Démissions fracassantes du Parti démocratique gabonais (PDG, au pouvoir depuis 46 ans), opposition en quête d'unité et d'un leader: les grandes manoeuvres politiques ont commencé à Libreville dans la perspective de la présidentielle de 2016.
C'est Jean Ping, ancien président de la Commission de l'Union africaine et de l'Organisation de pays exportateurs de pétrole (OPEP) - mais surtout bras droit pendant des années du défunt Omar Bongo Ondima -, qui a mis le feu aux poudres dans le petit monde politique gabonais en quittant avec fracas le PDG au début de l'année.
"C'est très très clair que je n'ai plus rien à voir, absolument rien à voir, avec les autorités en place", a lancé M. Ping - plutôt discret ces dernières années - lors d'une apparition publique très remarquée à une réunion de l'opposition.
Dans sa lettre officielle de démission, cette personnalité très connue sur la scène diplomatique internationale a enfoncé le clou: "notre pays aujourd'hui est semble-t-il divisé entre ceux d'en haut et ceux d'en bas".
Lors de la présidentielle de 2009 qui a vu succéder Ali Bongo Ondimba à son père, plusieurs hauts cadres du parti avaient déjà tourné casaque, emmenés par un protégé du défunt président, l'ex-ministre de l'Intérieur André Mba Obame, pour créer un nouveau parti d'opposition, l'Union nationale.
Dans la foulée de Jean Ping, un autre éléphant du parti, Jacques Adiahénot - tout puissant secrétaire général du PDG pendant l'ère qui a vu la fin du parti unique au début des années 90 - a lui aussi annoncé son départ du PDG.
Il a tenu à "féliciter et à remercier (son) cher aîné, Jean Ping qui a eu le courage d'ouvrir une voie".
"Malheureusement, depuis quelques années, le sectarisme, l'exclusion et l'argent facile prévalent sur les valeurs de solidarité et du vivre ensemble", a affirmé M. Adiahénot.
"Je suis devenu un opposant", a-t-il assuré: "Celui qui est au pouvoir a toutes les manettes, alors à nous (...) de nous retrouver pour mettre en place une stratégie commune et efficace".

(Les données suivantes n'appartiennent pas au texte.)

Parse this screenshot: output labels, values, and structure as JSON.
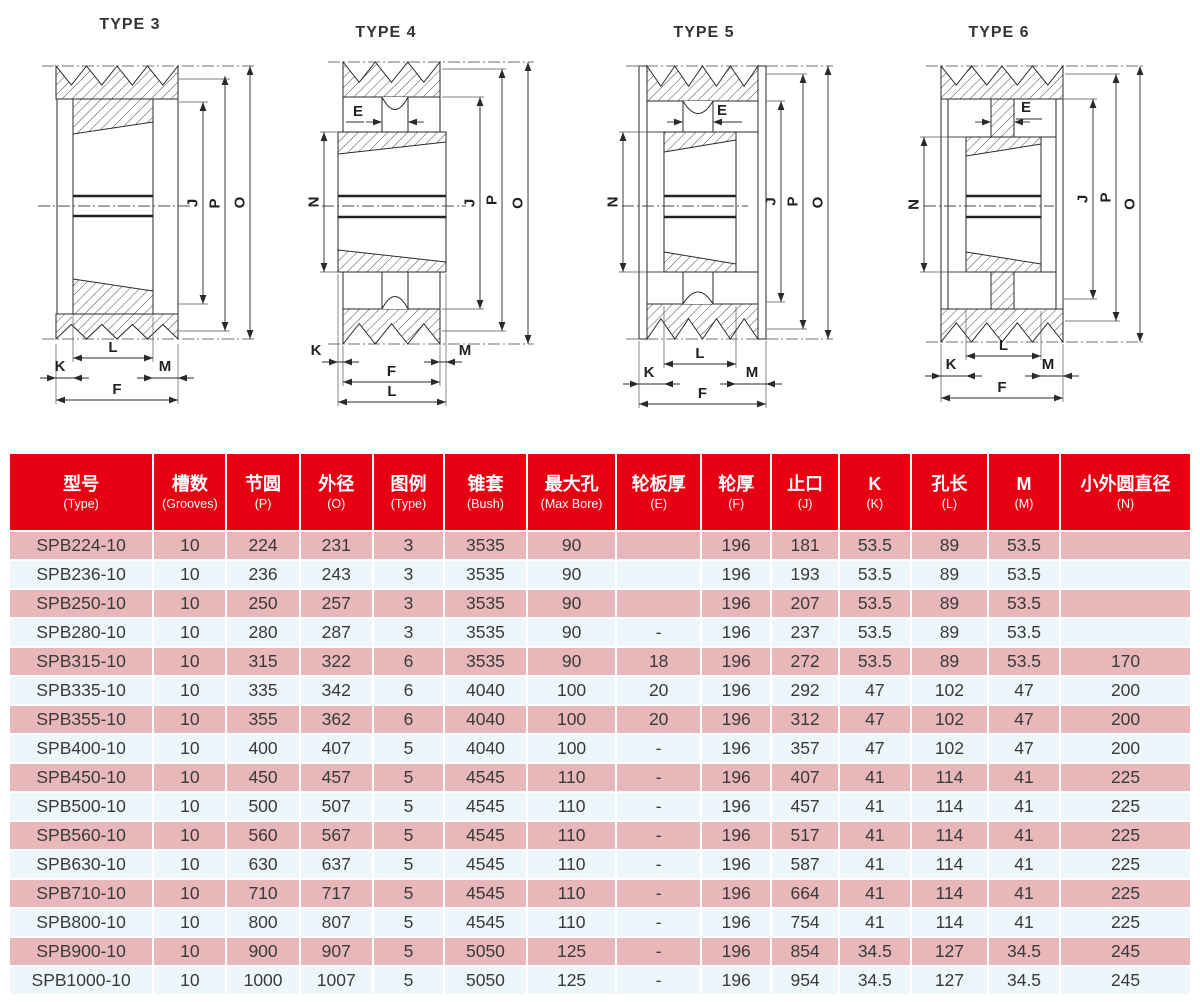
{
  "colors": {
    "header_bg": "#e60012",
    "header_text": "#ffffff",
    "row_pink": "#e8b7ba",
    "row_light": "#edf6fb",
    "body_text": "#3a3a3a",
    "drawing_line": "#2a2a2a"
  },
  "diagrams": [
    {
      "title": "TYPE 3",
      "labels": {
        "J": "J",
        "P": "P",
        "O": "O",
        "K": "K",
        "L": "L",
        "M": "M",
        "F": "F"
      }
    },
    {
      "title": "TYPE 4",
      "labels": {
        "E": "E",
        "N": "N",
        "J": "J",
        "P": "P",
        "O": "O",
        "K": "K",
        "M": "M",
        "F": "F",
        "L": "L"
      }
    },
    {
      "title": "TYPE 5",
      "labels": {
        "E": "E",
        "N": "N",
        "J": "J",
        "P": "P",
        "O": "O",
        "K": "K",
        "L": "L",
        "M": "M",
        "F": "F"
      }
    },
    {
      "title": "TYPE 6",
      "labels": {
        "E": "E",
        "N": "N",
        "J": "J",
        "P": "P",
        "O": "O",
        "K": "K",
        "L": "L",
        "M": "M",
        "F": "F"
      }
    }
  ],
  "table": {
    "columns": [
      {
        "zh": "型号",
        "en": "(Type)"
      },
      {
        "zh": "槽数",
        "en": "(Grooves)"
      },
      {
        "zh": "节圆",
        "en": "(P)"
      },
      {
        "zh": "外径",
        "en": "(O)"
      },
      {
        "zh": "图例",
        "en": "(Type)"
      },
      {
        "zh": "锥套",
        "en": "(Bush)"
      },
      {
        "zh": "最大孔",
        "en": "(Max Bore)"
      },
      {
        "zh": "轮板厚",
        "en": "(E)"
      },
      {
        "zh": "轮厚",
        "en": "(F)"
      },
      {
        "zh": "止口",
        "en": "(J)"
      },
      {
        "zh": "K",
        "en": "(K)"
      },
      {
        "zh": "孔长",
        "en": "(L)"
      },
      {
        "zh": "M",
        "en": "(M)"
      },
      {
        "zh": "小外圆直径",
        "en": "(N)"
      }
    ],
    "col_widths_pct": [
      12.33,
      6.17,
      6.17,
      6.17,
      6.0,
      7.0,
      7.58,
      7.17,
      5.92,
      5.67,
      6.08,
      6.5,
      6.08,
      11.16
    ],
    "rows": [
      [
        "SPB224-10",
        "10",
        "224",
        "231",
        "3",
        "3535",
        "90",
        "",
        "196",
        "181",
        "53.5",
        "89",
        "53.5",
        ""
      ],
      [
        "SPB236-10",
        "10",
        "236",
        "243",
        "3",
        "3535",
        "90",
        "",
        "196",
        "193",
        "53.5",
        "89",
        "53.5",
        ""
      ],
      [
        "SPB250-10",
        "10",
        "250",
        "257",
        "3",
        "3535",
        "90",
        "",
        "196",
        "207",
        "53.5",
        "89",
        "53.5",
        ""
      ],
      [
        "SPB280-10",
        "10",
        "280",
        "287",
        "3",
        "3535",
        "90",
        "-",
        "196",
        "237",
        "53.5",
        "89",
        "53.5",
        ""
      ],
      [
        "SPB315-10",
        "10",
        "315",
        "322",
        "6",
        "3535",
        "90",
        "18",
        "196",
        "272",
        "53.5",
        "89",
        "53.5",
        "170"
      ],
      [
        "SPB335-10",
        "10",
        "335",
        "342",
        "6",
        "4040",
        "100",
        "20",
        "196",
        "292",
        "47",
        "102",
        "47",
        "200"
      ],
      [
        "SPB355-10",
        "10",
        "355",
        "362",
        "6",
        "4040",
        "100",
        "20",
        "196",
        "312",
        "47",
        "102",
        "47",
        "200"
      ],
      [
        "SPB400-10",
        "10",
        "400",
        "407",
        "5",
        "4040",
        "100",
        "-",
        "196",
        "357",
        "47",
        "102",
        "47",
        "200"
      ],
      [
        "SPB450-10",
        "10",
        "450",
        "457",
        "5",
        "4545",
        "110",
        "-",
        "196",
        "407",
        "41",
        "114",
        "41",
        "225"
      ],
      [
        "SPB500-10",
        "10",
        "500",
        "507",
        "5",
        "4545",
        "110",
        "-",
        "196",
        "457",
        "41",
        "114",
        "41",
        "225"
      ],
      [
        "SPB560-10",
        "10",
        "560",
        "567",
        "5",
        "4545",
        "110",
        "-",
        "196",
        "517",
        "41",
        "114",
        "41",
        "225"
      ],
      [
        "SPB630-10",
        "10",
        "630",
        "637",
        "5",
        "4545",
        "110",
        "-",
        "196",
        "587",
        "41",
        "114",
        "41",
        "225"
      ],
      [
        "SPB710-10",
        "10",
        "710",
        "717",
        "5",
        "4545",
        "110",
        "-",
        "196",
        "664",
        "41",
        "114",
        "41",
        "225"
      ],
      [
        "SPB800-10",
        "10",
        "800",
        "807",
        "5",
        "4545",
        "110",
        "-",
        "196",
        "754",
        "41",
        "114",
        "41",
        "225"
      ],
      [
        "SPB900-10",
        "10",
        "900",
        "907",
        "5",
        "5050",
        "125",
        "-",
        "196",
        "854",
        "34.5",
        "127",
        "34.5",
        "245"
      ],
      [
        "SPB1000-10",
        "10",
        "1000",
        "1007",
        "5",
        "5050",
        "125",
        "-",
        "196",
        "954",
        "34.5",
        "127",
        "34.5",
        "245"
      ]
    ]
  }
}
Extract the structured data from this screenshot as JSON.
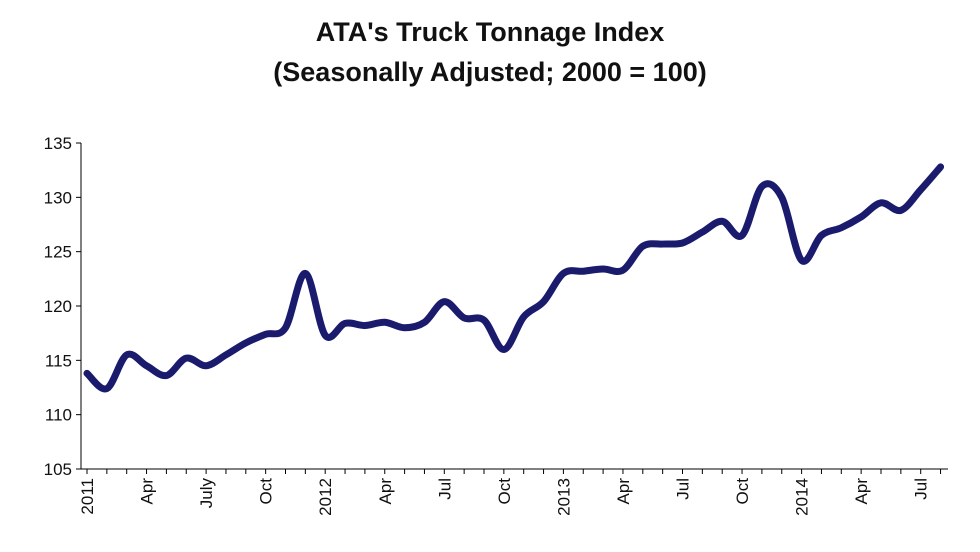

Interrogé par la presse lors du 46e anniversaire du PDG, le 15 mars, le chef de l'Etat a relativisé: "Ce sont des choses qui sont déjà arrivées par le passé sans que cela n'ébranle le parti".
"Pour le nombre de démissions que nous avons, vous avez vu le nombre de gens qui nous rejoignent?(...) la vie continue, le parti est un grand parti et nous avons souvent enregistré par la suite des retours", a assuré le président, allusion cruelle aux multiples retournements de veste qui jalonnent l'histoire politique gabonaise.
Pour le politologue Wilson-André Ndombet, en revanche, "il est désormais clair que le parti prend l'eau".
Certains caciques de l'époque d'Omar Bongo veulent "se venger de la politique actuelle d'Ali, qui consiste à virer les gérontocrates" pour installer ses hommes aux postes clés, estime-t-il.
- L'opposition cherche un messie -
Beaucoup au Gabon ont cru déceler dans la démission de M. Ping une possible candidature à la présidentielle de 2016.
"L'opposition est moribonde, elle se cherche un messie pour battre Ali Bongo en 2016", analyse Wilson-André Ndombet.
L'Union nationale, devenu le principal parti d'opposition, a été dissoute par les autorités en 2011, alors qu'André Mba Obame refusait de reconnaitre sa défaite à la présidentielle face à son adversaire Ali Bongo.Depuis deux ans, M. Mba Obame a dû abandonner l'arène politique en raison de graves problèmes de santé, et aucune figure n'a émergé depuis.
Autre grand courant de l'opposition, l'Union du peuple gabonais (UPG) de Pierre Mamboundou ne s'est pas relevée la mort de son leader charismatique en 2011, et est aujourd'hui déchirée par des luttes intestines de succession.
Jean Ping, avec son carnet d'adresses bien rempli et sa stature internationale, peut-il fédérer autour de lui?
"Pas si sûr", estime M. Ndombet: "il est plus populaire à l'étranger qu'au Gabon, où il a déjà été battu dans son propre fief électoral".
Mais "il y a un risque pour le PDG en cas de nouvelles défections: ces barons ont une base électorale" provinciale.